SHELBY VANE


Shelby Vane previously had poems published in Scarab, Salisbury University's literary
journal where she is currently enrolled, and Preface, Goucher College's literary journal.
She was an accepted applicant into the Tin House Writers' Workshop, and a finalist for
the Adroit Literary Journal editorial intern staff.






On Bitching

like my mother, because she knows
what she wants—
not that one, but that one—
is easy for me, the one she hatched

in twelve hours, body rising in the pain
like yeast, aligning itself with what can't be
aligned. She became the mediation
between the pain and the practice,

take me, not her,
in the full, bitter winter of the year I began
to bleed—monthly, this extra thing
I can't use, with too much already

I can't have. What a waste. It is the way
it happens, cut from the ribs of Adam
only to stand and walk away from him,
a man who tried to make the best of it,

all this estrogen.






The Frequency of Mating Calls

I've had it up to here with your got no time
for the ordinary. Just because you drive drunk

and I drive with a two-ten grip, doesn't mean
we have to head for the bypass EXIT with our

blinkers on, chopping hundreds of onions,
crying, wiping and re-wiping the corners.
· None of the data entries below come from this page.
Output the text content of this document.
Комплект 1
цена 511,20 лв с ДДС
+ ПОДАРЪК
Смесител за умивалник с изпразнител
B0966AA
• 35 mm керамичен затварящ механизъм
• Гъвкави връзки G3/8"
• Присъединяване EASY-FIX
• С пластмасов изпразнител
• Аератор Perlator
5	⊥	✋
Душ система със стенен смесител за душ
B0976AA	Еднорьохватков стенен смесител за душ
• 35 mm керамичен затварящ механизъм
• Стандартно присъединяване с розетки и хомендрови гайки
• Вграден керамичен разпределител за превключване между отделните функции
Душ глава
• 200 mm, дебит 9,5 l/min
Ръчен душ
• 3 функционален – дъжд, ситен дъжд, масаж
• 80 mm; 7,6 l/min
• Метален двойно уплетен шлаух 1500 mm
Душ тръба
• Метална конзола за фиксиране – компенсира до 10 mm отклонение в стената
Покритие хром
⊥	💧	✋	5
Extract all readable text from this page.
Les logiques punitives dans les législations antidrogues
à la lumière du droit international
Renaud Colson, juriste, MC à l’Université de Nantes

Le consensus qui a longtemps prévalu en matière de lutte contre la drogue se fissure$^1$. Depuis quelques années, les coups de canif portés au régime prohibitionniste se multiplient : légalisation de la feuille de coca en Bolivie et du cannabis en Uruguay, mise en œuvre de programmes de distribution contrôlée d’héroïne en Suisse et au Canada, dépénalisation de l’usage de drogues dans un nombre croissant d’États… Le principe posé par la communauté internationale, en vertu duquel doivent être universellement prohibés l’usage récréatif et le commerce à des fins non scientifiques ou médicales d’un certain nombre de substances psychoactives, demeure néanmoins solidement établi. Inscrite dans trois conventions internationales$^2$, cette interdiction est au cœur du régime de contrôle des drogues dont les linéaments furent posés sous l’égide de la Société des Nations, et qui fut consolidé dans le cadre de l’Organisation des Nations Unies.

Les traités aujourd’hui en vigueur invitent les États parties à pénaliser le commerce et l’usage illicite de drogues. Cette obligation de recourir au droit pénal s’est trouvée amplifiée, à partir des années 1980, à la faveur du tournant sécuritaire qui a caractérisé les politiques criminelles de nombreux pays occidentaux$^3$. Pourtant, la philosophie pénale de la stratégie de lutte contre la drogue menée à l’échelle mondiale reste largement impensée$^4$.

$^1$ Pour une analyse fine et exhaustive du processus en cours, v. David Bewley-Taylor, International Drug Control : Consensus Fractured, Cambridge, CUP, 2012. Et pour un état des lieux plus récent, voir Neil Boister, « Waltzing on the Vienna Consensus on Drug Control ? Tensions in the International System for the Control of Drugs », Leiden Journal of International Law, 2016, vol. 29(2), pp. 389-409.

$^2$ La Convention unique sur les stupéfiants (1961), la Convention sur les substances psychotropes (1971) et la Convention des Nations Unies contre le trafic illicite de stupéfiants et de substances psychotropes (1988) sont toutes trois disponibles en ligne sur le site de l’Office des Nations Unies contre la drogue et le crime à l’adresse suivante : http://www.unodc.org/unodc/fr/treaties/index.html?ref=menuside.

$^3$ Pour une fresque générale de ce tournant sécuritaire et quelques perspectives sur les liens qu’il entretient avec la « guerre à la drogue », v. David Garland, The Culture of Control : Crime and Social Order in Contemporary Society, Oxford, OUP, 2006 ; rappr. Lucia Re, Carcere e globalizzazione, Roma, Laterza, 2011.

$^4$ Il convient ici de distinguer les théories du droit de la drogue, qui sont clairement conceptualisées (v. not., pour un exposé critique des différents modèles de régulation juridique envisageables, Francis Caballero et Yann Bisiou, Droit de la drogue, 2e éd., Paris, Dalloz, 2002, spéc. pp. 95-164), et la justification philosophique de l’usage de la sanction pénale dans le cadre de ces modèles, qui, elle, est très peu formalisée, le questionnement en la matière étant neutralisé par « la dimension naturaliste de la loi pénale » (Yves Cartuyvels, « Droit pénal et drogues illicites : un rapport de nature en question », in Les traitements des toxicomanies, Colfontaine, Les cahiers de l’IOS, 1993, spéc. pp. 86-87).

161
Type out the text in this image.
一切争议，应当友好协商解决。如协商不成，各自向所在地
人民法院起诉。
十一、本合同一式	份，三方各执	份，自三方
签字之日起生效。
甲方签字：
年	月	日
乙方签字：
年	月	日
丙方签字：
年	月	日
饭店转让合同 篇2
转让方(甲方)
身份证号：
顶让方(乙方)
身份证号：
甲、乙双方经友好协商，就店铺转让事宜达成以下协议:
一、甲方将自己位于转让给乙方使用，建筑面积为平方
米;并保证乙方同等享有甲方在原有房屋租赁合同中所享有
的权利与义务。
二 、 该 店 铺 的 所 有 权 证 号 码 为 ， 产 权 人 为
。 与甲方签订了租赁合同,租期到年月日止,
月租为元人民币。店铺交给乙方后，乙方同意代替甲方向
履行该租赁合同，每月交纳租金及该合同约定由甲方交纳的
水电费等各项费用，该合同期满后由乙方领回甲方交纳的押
Because you remind me that even moths
fuck against wood-paneled siding and birds

bury their faces in the feathers of each other's bodies.
You remind me that the space between our world

and theirs is somewhere between your wool
cardigan and my dirty fingernails. I can't bear

to let you go and only remember your face
when I see stray cats humping in the street,

when the frost stalls my car at 6 a.m. and no
one's there to cup my hands and pat my bottom.






Carne Sobre Carne

You remind me of someone
I used to know, the toe to tip of you,
your edges and your peaks,
your shakes and shooks, the look
on your face when I caught
you staring at me
from across the room. How
delicious. I can see you

now with my eyes
shut, cheap drink in your hand
made cheaper because the bartender
wants to fuck you. I know
you, dear boy. Maybe
from another life, you and I
once were. And then, we were again—
reaching for the other between
bar stools, the space where time
meets distance, the bit of sully
for the sweet. Don't tell me
I'm wrong, because a body
knows. It knows the carne sobre
carne
, the beat of beats, the parts
that don't want to be apart
from you.






We Were Something Else, Weren't We

In the blue television screen light, you promised me
peppered moths and hand-woven oven mitts—

for when you're 30, you said, feeding me the cheese
and crackers. We went through the seasons like this,

saying winter when we meant gasping—for air
that we kept, only for taking off our socks

and riding the bus with our bangs in our eyes;
for forgetting to put the flowers in the water

and kissing with more tongue than we're used
to; for remembering we're the aftermath

of what went wrong and the beginning of what
went right; for the dirty bathtub and the black

bra; and, for you—pinned against the wall,
feeling when I want you and when I don't.